How to choose a training model
Select the model that best fits your training needs.
RNN models
RNN models support most use cases, including digital commerce and heavy query traffic domains. The models also provide:
-
Easily-understood training.
-
Extremely fast query time.
While several model cases are available, Lucidworks recommends that in most cases, begin with word_en_300d_2M
. If the case requires other language support, use bpe_multilingual
or one of the specific bpe
models for CJK languages.
BERT models
BERT models:
-
Are only recommended if you have GPU access. Transformer-based models can only use a single GPU. Even if multiple GPUs are available, this type of model does not scale to multiple GPUs.
-
Are suitable for natural language queries, chatbots, virtual assistants, and low query traffic domains.
-
Provide better semantic quality results, especially if only a small amount of training data is available.
-
Are more expensive to use for training.
-
Run more slowly at query time than RNN models.
Model vector size
Pre-trained models produce vectors with a dimension of 512.
Vector dimensions for supervised job trained models are highlighted at the end of the training logs, or can be derived from the model and parameters:
-
BERT-based model vectors have a dimension of 768.
-
RNN-based model vectors have a dimension of two times the size of the last specified layer.
Hyperparameters to tune the training job
Most of the parameters in the supervised training job contain effective default values.

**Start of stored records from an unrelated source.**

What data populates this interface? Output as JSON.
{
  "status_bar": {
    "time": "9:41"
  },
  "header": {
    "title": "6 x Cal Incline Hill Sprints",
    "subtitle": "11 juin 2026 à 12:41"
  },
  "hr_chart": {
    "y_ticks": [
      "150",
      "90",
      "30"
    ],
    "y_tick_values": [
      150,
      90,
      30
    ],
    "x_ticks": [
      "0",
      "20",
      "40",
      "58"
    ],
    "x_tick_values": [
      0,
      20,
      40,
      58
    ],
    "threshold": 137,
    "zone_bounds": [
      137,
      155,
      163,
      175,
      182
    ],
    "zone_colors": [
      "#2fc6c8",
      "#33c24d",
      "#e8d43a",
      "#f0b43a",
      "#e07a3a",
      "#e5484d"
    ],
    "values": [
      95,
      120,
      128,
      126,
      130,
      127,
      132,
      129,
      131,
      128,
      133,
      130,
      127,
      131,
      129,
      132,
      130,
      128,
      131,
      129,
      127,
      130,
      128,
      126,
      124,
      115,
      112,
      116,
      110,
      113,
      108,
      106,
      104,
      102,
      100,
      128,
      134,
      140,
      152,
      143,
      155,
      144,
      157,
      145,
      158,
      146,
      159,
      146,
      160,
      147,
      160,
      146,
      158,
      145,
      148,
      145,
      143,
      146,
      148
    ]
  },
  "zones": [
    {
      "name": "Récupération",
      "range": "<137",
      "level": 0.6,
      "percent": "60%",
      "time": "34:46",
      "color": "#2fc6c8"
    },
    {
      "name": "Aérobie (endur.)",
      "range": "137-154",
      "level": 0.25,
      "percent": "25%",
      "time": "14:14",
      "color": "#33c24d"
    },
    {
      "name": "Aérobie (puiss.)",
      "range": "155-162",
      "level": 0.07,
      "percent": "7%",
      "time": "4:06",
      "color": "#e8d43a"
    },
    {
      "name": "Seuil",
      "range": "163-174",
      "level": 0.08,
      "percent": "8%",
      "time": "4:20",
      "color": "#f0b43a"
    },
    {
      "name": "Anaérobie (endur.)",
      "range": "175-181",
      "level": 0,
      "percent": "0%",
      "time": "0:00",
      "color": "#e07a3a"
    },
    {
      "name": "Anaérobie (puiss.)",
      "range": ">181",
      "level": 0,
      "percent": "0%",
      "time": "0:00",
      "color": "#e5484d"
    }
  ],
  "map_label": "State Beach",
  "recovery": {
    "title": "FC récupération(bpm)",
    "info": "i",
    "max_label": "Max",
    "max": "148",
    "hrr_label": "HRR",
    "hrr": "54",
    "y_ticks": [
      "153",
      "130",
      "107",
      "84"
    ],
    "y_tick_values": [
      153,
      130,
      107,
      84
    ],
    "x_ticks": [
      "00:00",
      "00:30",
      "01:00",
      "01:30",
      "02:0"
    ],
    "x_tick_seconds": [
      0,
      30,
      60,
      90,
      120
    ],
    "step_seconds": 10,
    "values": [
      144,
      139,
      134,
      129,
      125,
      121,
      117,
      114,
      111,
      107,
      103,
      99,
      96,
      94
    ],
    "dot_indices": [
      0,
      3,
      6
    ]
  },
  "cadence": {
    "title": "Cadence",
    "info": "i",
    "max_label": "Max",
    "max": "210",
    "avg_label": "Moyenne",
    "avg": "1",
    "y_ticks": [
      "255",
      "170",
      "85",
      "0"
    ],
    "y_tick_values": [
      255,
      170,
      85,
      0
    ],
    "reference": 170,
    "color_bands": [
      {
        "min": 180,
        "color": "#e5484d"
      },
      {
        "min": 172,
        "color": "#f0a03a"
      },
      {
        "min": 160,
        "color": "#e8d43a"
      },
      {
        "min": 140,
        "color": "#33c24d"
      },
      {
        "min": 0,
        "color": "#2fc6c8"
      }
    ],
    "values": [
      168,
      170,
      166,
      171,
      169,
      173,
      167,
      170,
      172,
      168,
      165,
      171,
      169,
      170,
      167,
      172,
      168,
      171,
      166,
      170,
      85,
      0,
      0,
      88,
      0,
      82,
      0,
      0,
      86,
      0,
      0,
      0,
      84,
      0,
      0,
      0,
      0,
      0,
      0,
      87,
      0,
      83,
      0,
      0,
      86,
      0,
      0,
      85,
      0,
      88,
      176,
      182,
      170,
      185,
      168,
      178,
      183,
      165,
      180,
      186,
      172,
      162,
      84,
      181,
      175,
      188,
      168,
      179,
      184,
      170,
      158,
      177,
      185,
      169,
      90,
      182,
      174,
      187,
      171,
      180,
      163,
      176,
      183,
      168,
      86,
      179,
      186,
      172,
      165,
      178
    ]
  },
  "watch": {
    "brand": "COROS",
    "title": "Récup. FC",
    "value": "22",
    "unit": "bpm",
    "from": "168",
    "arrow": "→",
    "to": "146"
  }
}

Some of the parameters are automatically determined based on the dataset statistics.
Specific parameters to review are listed below, but see Advanced Model Training Configuration for Smart Answers for detailed information about tuning the training job.

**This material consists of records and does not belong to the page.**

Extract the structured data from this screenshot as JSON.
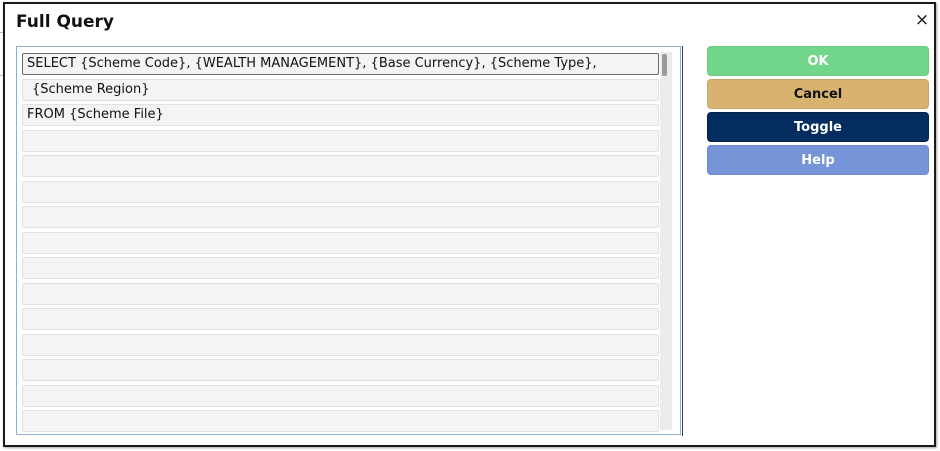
{
  "dialog": {
    "title": "Full Query",
    "close_glyph": "×"
  },
  "query": {
    "lines": [
      "SELECT {Scheme Code}, {WEALTH MANAGEMENT}, {Base Currency}, {Scheme Type},",
      "{Scheme Region}",
      "FROM {Scheme File}",
      "",
      "",
      "",
      "",
      "",
      "",
      "",
      "",
      "",
      "",
      "",
      ""
    ]
  },
  "buttons": {
    "ok": "OK",
    "cancel": "Cancel",
    "toggle": "Toggle",
    "help": "Help"
  },
  "colors": {
    "ok": "#72d68a",
    "cancel": "#d8b370",
    "toggle": "#032d5e",
    "help": "#7695d8",
    "row_background": "#f4f4f4",
    "query_border": "#8fb0cf"
  }
}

General encoder parameters
These parameters are common to BERT and RNN models. The most significant parameter in this section is Fine-tune Token Embeddings. The parameter is disabled by default to prevent overfitting. However, enable the parameter to improve queries with multiple variations or jargon. For example, queries in the eCommerce domain.
RNN encoder parameters
- Dropout Ratio
-
Tune in the [0.1, 0.5] range to improve regularization and prevent overfitting. The customary value is 0.15 or 0.3.
- RNN Function (Units) List
-
The parameters determine the number of layers to use and the output vector size.

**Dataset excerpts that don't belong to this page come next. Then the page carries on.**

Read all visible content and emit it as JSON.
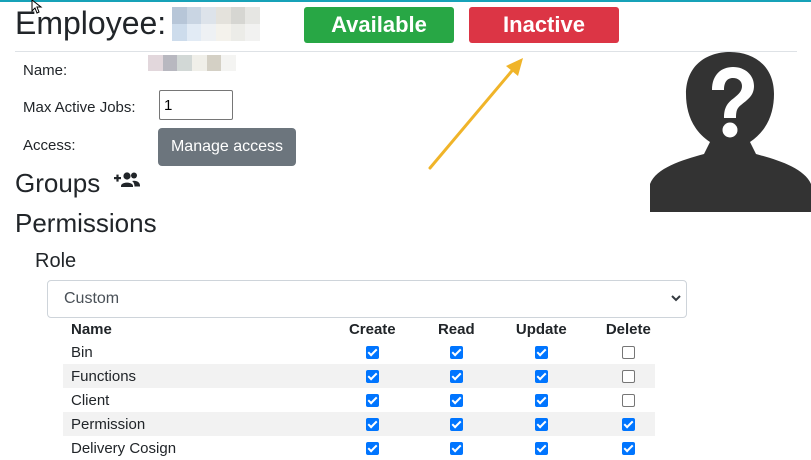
{
  "employee": {
    "title": "Employee:",
    "status_buttons": {
      "available": "Available",
      "inactive": "Inactive"
    }
  },
  "fields": {
    "name_label": "Name:",
    "max_jobs_label": "Max Active Jobs:",
    "max_jobs_value": "1",
    "access_label": "Access:",
    "manage_access_button": "Manage access"
  },
  "sections": {
    "groups": "Groups",
    "permissions": "Permissions",
    "role": "Role"
  },
  "role_select": {
    "selected": "Custom"
  },
  "permissions_table": {
    "headers": [
      "Name",
      "Create",
      "Read",
      "Update",
      "Delete"
    ],
    "rows": [
      {
        "name": "Bin",
        "create": true,
        "read": true,
        "update": true,
        "delete": false
      },
      {
        "name": "Functions",
        "create": true,
        "read": true,
        "update": true,
        "delete": false
      },
      {
        "name": "Client",
        "create": true,
        "read": true,
        "update": true,
        "delete": false
      },
      {
        "name": "Permission",
        "create": true,
        "read": true,
        "update": true,
        "delete": true
      },
      {
        "name": "Delivery Cosign",
        "create": true,
        "read": true,
        "update": true,
        "delete": true
      }
    ]
  },
  "icons": {
    "groups": "add-users-icon",
    "avatar": "unknown-person-icon",
    "annotation": "arrow-annotation",
    "cursor": "mouse-cursor-icon"
  },
  "colors": {
    "available": "#28a745",
    "inactive": "#dc3545",
    "manage": "#6c757d",
    "checkbox": "#0075ff",
    "annotation_arrow": "#f0b429"
  }
}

One layer is typically sufficient, and Lucidworks does not recommend using over two layers. Adding a smaller second layer produces a smaller vector size that reduces the vector index size and might reduce query time.
For example, the current configuration is a one-layer network with 128 units (256 vector size) that provides good results. To improve QPS and index a very large collection without losing quality, add a small layer with 64 units (128 vector size). Instead of adding one small layer, you can add two small layers. The two additional small layers slightly increases encoding time, but the vector size is two times smaller in memory, which may improve search time.
Training and evaluation parameters
To reduce training time, especially when training on a CPU, lower the value in following parameters:
-
Number of Epochs
-
Monitor Patience
To increase training time, increase the value in the parameters. |
The Training Batch Size parameter impacts the timeframe of an epoch and how often validation is performed. Lucidworks recommends setting the following:
-
At least 100 batches per training epoch
-
Use bigger batches with larger training datasets
-
Values of:
-
[32, 64] for small training sets
-
[128, 256] for medium training sets
-
[512, 1024, 2048] for large training sets
-
Due to the size of BERT-based models, the training batch size values recommended are [8, 16, 32]. |
How to choose a Milvus index
Milvus supports multiple indexes. See the following Milvus documentation:
-
Vector index for detailed descriptions of the indexes.
-
Performance FAQ for performance information.
Default index
The default (FLAT) index provides:
-
The best possible quality (typically 100% of the model quality), but is the least effective in terms of query time.
-
A reasonable query time for low traffic use cases under 250 QPS.
HNSW index
The HNSW index:
-
Supports higher QPS.
-
Supports collections over a few million documents.
-
Needs to be configured with the parameter values detailed in Create Indexes in Milvus Jobs.